Brad/Ben/all,

I think Ben's point about not trying to emulate biological brains with 
computers is quite important.

The medium they are working with (living cells, computer chips are 
very different).   Effective brains emerge out of an interplay between 
the fundamental substrate and the connections with the external 
environment that stimulate the need for and utility of mind processes 
(unconscious or conscious).

The emergence of mind requires an evolutionary interaction between 
the potential mind sustrate and the environment.  In the case of the 
computer-based system, humans and later AGIs can also consciously 
design components/concepts that can be thrown into the mind 
generating architecture.  But over it all there will still be be a powerful 
evolutionary process of "try some things, see what happens, make a 
selection of what seems to work best, try some more things ...."

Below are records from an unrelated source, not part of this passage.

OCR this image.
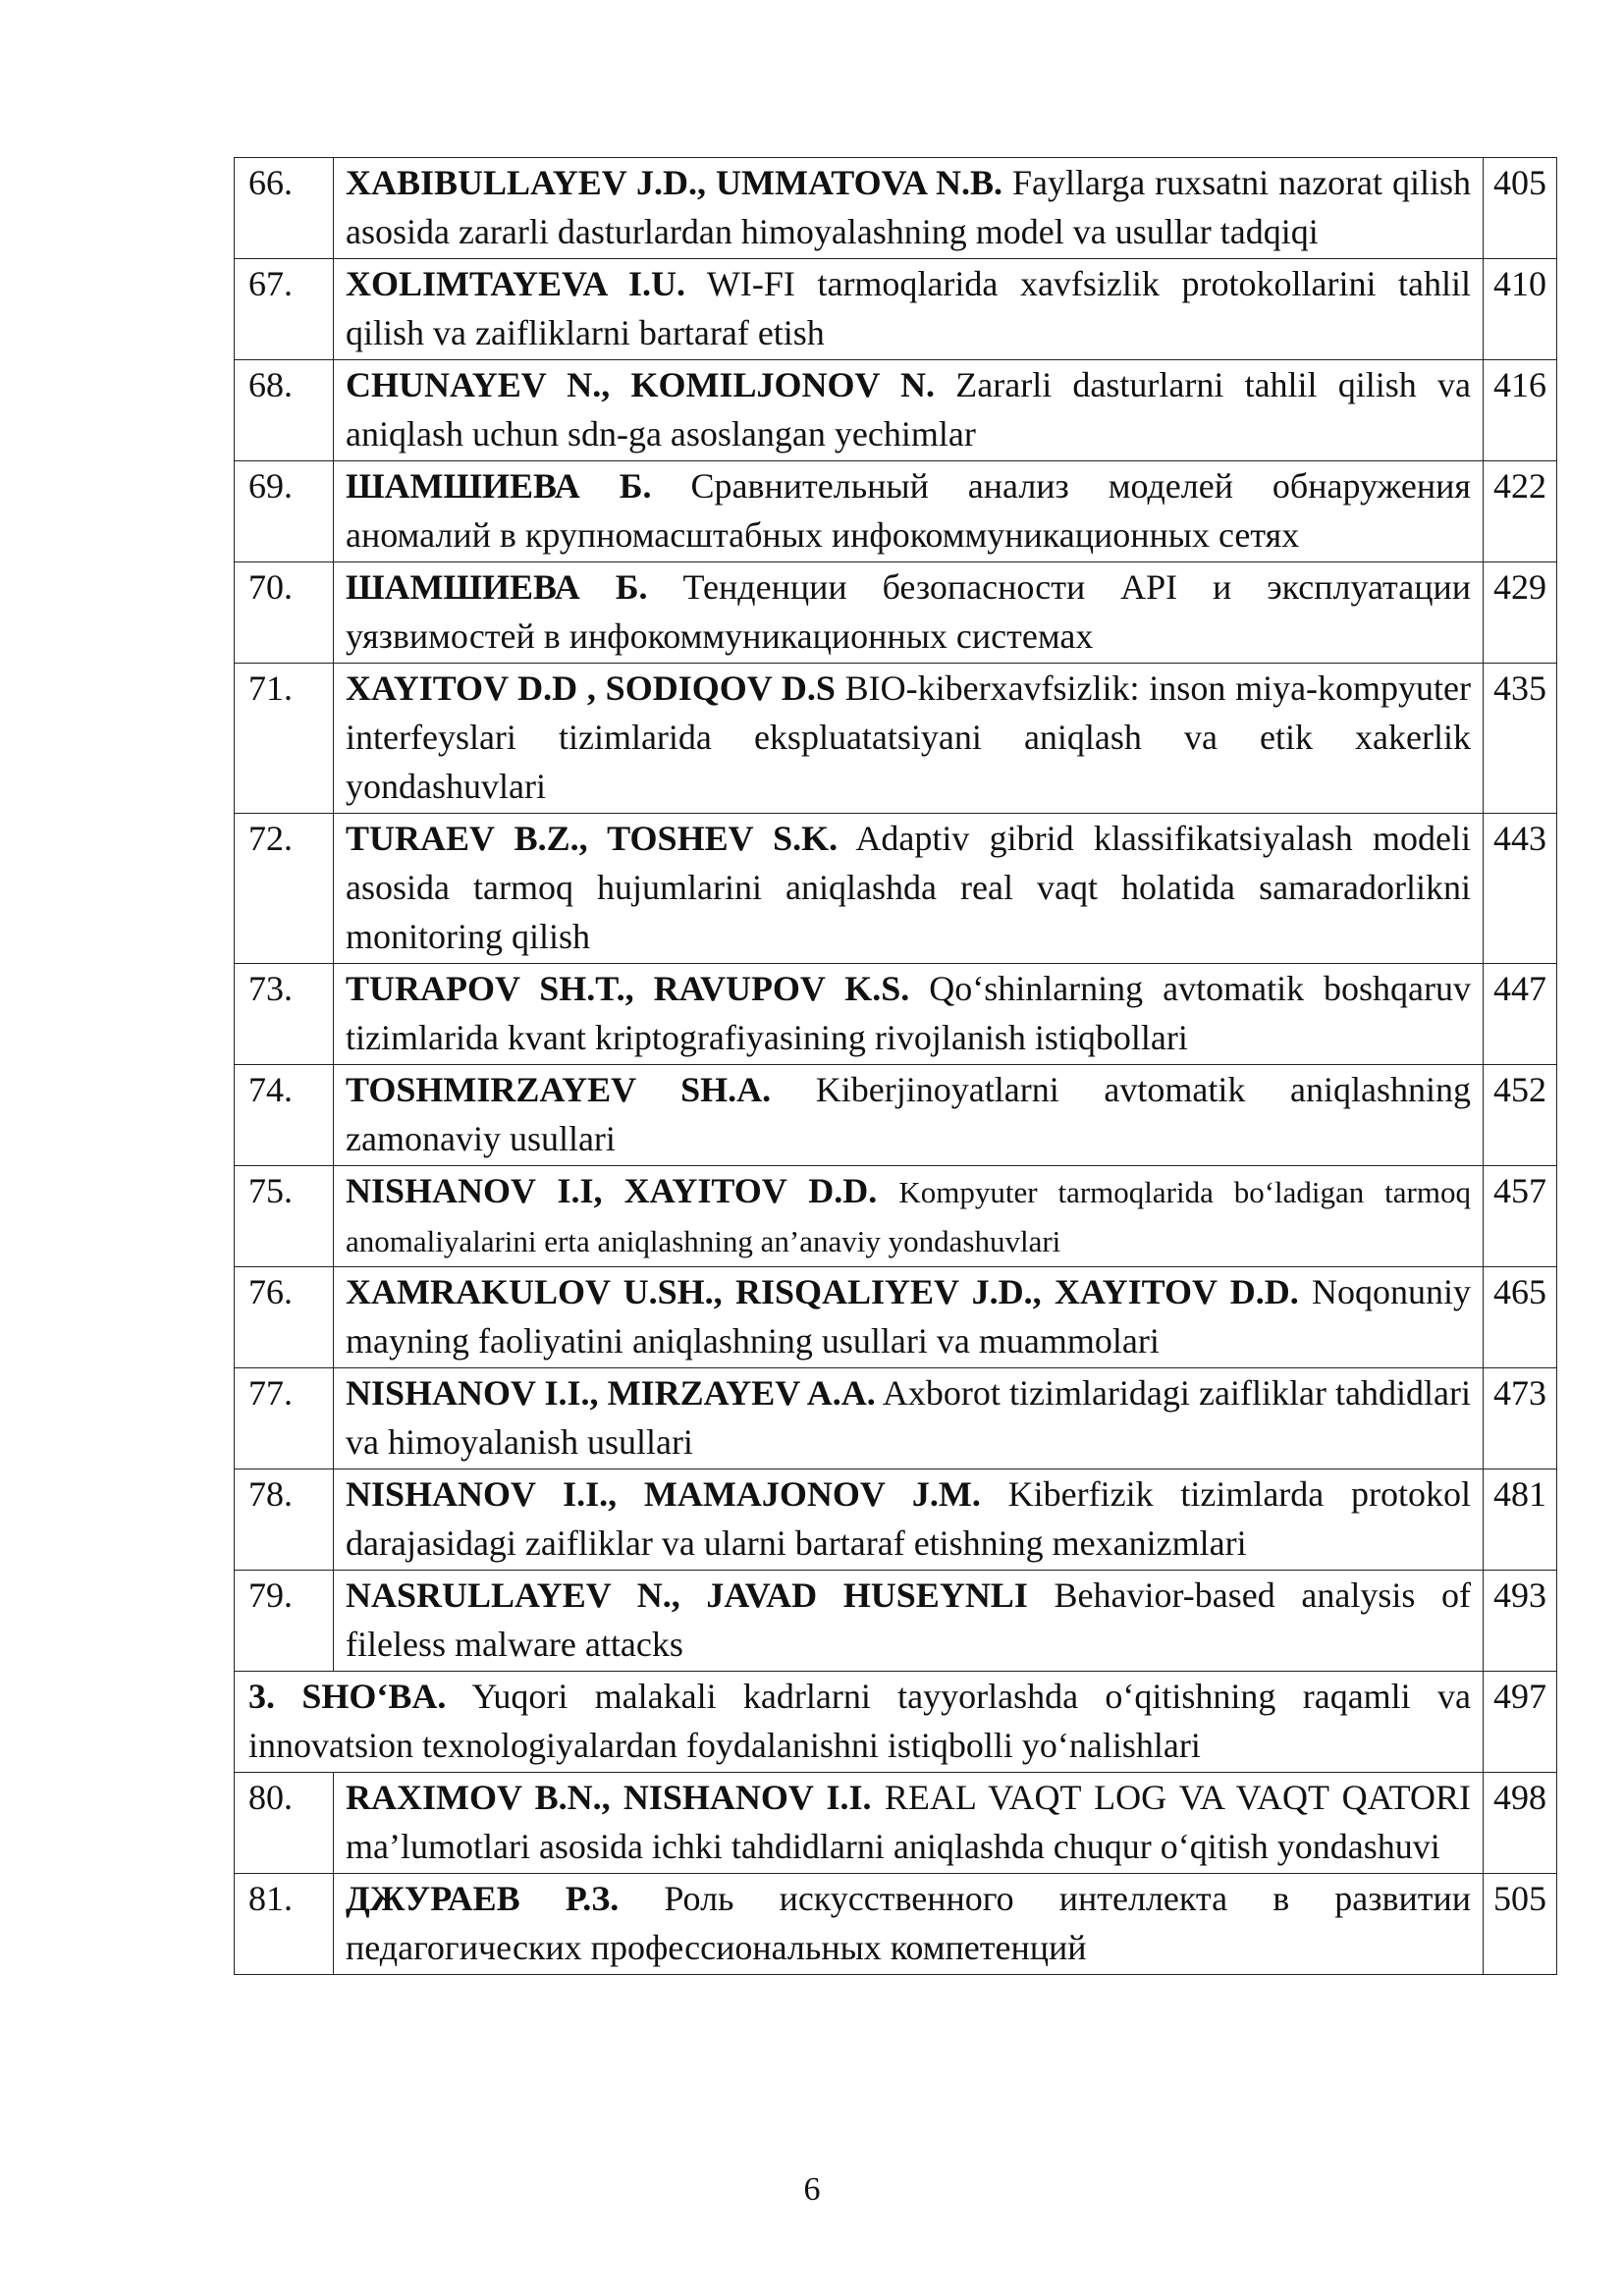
66.	XABIBULLAYEV J.D., UMMATOVA N.B. Fayllarga ruxsatni nazorat qilish asosida zararli dasturlardan himoyalashning model va usullar tadqiqi	405
67.	XOLIMTAYEVA I.U. WI-FI tarmoqlarida xavfsizlik protokollarini tahlil qilish va zaifliklarni bartaraf etish	410
68.	CHUNAYEV N., KOMILJONOV N. Zararli dasturlarni tahlil qilish va aniqlash uchun sdn-ga asoslangan yechimlar	416
69.	ШАМШИЕВА Б. Сравнительный анализ моделей обнаружения аномалий в крупномасштабных инфокоммуникационных сетях	422
70.	ШАМШИЕВА Б. Тенденции безопасности API и эксплуатации уязвимостей в инфокоммуникационных системах	429
71.	XAYITOV D.D , SODIQOV D.S BIO-kiberxavfsizlik: inson miya-kompyuter interfeyslari tizimlarida ekspluatatsiyani aniqlash va etik xakerlik yondashuvlari	435
72.	TURAEV B.Z., TOSHEV S.K. Adaptiv gibrid klassifikatsiyalash modeli asosida tarmoq hujumlarini aniqlashda real vaqt holatida samaradorlikni monitoring qilish	443
73.	TURAPOV SH.T., RAVUPOV K.S. Qo‘shinlarning avtomatik boshqaruv tizimlarida kvant kriptografiyasining rivojlanish istiqbollari	447
74.	TOSHMIRZAYEV SH.A. Kiberjinoyatlarni avtomatik aniqlashning zamonaviy usullari	452
75.	NISHANOV I.I, XAYITOV D.D. Kompyuter tarmoqlarida bo‘ladigan tarmoq anomaliyalarini erta aniqlashning an’anaviy yondashuvlari	457
76.	XAMRAKULOV U.SH., RISQALIYEV J.D., XAYITOV D.D. Noqonuniy mayning faoliyatini aniqlashning usullari va muammolari	465
77.	NISHANOV I.I., MIRZAYEV A.A. Axborot tizimlaridagi zaifliklar tahdidlari va himoyalanish usullari	473
78.	NISHANOV I.I., MAMAJONOV J.M. Kiberfizik tizimlarda protokol darajasidagi zaifliklar va ularni bartaraf etishning mexanizmlari	481
79.	NASRULLAYEV N., JAVAD HUSEYNLI Behavior-based analysis of fileless malware attacks	493
3. SHO‘BA. Yuqori malakali kadrlarni tayyorlashda o‘qitishning raqamli va innovatsion texnologiyalardan foydalanishni istiqbolli yo‘nalishlari		497
80.	RAXIMOV B.N., NISHANOV I.I. REAL VAQT LOG VA VAQT QATORI ma’lumotlari asosida ichki tahdidlarni aniqlashda chuqur o‘qitish yondashuvi	498
81.	ДЖУРАЕВ Р.З. Роль искусственного интеллекта в развитии педагогических профессиональных компетенций	505
6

One thing Ben said is very relevant:

> This precision allows entirely different structures and dynamics to be
> utilized, in digital AGI systems as opposed to brains.  For example,
> it allows correct probabilistic inference calculations (which humans,
> at least on the conscious level) are miserable at making; it allows
> compact expression of complex procedures as higher-order functions (a
> representation that is really profoundly unbrainlike); etc. 

In other words when you are dealing with a profoundly different 
substrate what you can try to do can be very different and the evolution 
of systems in different substrates will therefore inevitably be different.

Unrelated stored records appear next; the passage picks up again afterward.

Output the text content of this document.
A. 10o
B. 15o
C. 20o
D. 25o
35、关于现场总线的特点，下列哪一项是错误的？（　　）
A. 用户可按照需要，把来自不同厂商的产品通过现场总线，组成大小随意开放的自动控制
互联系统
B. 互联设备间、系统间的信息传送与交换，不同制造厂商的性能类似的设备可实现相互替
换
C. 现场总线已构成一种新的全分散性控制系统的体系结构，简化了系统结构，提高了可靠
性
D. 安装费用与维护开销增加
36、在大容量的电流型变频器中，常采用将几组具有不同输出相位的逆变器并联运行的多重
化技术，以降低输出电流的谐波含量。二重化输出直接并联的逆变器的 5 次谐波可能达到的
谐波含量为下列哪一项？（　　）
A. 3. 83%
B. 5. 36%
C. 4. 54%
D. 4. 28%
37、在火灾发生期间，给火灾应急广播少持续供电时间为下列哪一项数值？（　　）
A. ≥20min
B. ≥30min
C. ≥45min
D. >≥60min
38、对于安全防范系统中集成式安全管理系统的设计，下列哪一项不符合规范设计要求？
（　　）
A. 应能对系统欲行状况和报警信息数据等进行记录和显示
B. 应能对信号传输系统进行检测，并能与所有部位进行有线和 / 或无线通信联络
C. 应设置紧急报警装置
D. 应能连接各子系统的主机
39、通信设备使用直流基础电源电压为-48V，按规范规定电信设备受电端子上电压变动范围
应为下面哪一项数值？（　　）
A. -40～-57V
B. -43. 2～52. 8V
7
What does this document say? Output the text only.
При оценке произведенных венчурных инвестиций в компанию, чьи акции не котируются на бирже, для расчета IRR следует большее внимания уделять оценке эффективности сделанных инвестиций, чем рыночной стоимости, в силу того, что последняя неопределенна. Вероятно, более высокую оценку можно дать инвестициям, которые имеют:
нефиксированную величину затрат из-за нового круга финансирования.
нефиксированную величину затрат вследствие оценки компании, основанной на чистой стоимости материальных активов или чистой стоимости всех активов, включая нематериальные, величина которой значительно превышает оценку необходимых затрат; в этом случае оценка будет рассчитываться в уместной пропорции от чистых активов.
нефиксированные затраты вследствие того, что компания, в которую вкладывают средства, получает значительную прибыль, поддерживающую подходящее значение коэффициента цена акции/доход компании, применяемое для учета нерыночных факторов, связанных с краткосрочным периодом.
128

So AGIs are our first experience with truly alien intelligence - ie. built 
on a profoundly different substrate to biological systems (that have 
Earth history).

That is not to say that there will not be convergent evolution in 
biological brains and computer brains - we share the same meta 
environment and we will interact with each other.

And I'm sure there will be lots of things that can be learned from the 
study of biological brains that will be useful for designing/evolving 
computer brains but it seems that starting with an awareness that 
biological brains and computer brains need to evolve differently due to 
their fundamental substrate difference makes sense to me.